Fortunately, after the dramatic windstorm late Tuesday night, the air was clear. By Wednesday the quality was in the 51-100 "moderate" range, and by Thursday in the 0-50 "good" category.
Penny never blamed Jersey as the source of all the air problems on the East End. "The atmosphere movement is west to east, and that's the scary thing," he said. "Solid waste, mass burning facilities (facilities that burn garbage) in mid-Island create smoke that comes our way. I remember back in the 1980s when there was a huge fire in the south. The whole of Long Island was covered in smoke. It came up along the coast."
As it turns out, according to Penny, the pollutants we breathe also come from far more exotic and much more surprising locales than Jersey City and states below the Mason-Dixon line. "We get stuff from China," he said. "Rain and snow start from particles of dust or dirt. If that particulate matter blows over from China, and it rains, it falls on our soil."

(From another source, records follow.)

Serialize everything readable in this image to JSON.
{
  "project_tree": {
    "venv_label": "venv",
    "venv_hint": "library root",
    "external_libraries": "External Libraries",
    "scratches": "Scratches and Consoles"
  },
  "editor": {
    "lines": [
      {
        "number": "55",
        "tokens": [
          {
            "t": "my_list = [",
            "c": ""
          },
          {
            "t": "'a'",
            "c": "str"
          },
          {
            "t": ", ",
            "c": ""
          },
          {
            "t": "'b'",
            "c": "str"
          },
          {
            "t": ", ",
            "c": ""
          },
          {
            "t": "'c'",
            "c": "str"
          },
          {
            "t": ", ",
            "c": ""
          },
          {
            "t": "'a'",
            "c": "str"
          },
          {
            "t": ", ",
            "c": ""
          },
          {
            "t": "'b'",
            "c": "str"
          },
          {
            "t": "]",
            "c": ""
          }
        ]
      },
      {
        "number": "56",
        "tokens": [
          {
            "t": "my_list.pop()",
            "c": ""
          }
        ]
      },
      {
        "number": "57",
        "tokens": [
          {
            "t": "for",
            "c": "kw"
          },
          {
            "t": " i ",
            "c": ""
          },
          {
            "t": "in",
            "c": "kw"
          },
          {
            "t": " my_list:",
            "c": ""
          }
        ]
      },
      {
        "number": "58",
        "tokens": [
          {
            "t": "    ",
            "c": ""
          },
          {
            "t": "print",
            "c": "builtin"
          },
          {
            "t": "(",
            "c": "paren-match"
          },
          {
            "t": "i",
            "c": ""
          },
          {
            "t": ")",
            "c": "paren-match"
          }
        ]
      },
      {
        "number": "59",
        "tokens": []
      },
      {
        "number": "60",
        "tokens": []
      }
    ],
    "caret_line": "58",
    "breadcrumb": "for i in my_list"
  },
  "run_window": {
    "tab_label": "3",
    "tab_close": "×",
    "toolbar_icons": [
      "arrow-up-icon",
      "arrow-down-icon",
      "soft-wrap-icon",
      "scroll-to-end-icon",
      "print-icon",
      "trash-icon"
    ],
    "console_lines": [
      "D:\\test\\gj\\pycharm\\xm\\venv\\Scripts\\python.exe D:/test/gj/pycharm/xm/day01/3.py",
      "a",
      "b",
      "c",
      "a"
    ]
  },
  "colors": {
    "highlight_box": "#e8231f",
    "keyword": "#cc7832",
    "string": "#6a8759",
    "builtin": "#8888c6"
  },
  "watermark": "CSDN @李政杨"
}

An article in the Times Sunday said China leads the U.S. as the world's leading emitter of carbon dioxide, increasing output by eight percent in 2007 which "accounted for two-thirds of the growth in the year's global greenhouse gas emissions." The article went on to say that it's bound to get worse, since, "China ... has seen its most rapid growth in some of the world's most heavily polluting industrial sectors: cement, aluminum and plate glass."
They say the truth can set you free, but putting together the information from Roseanne Roseannadanna, the DEC, New York Times and Larry Penny isn't exactly liberating. I have anything but a free and easy feeling now that I know which way the wind blows.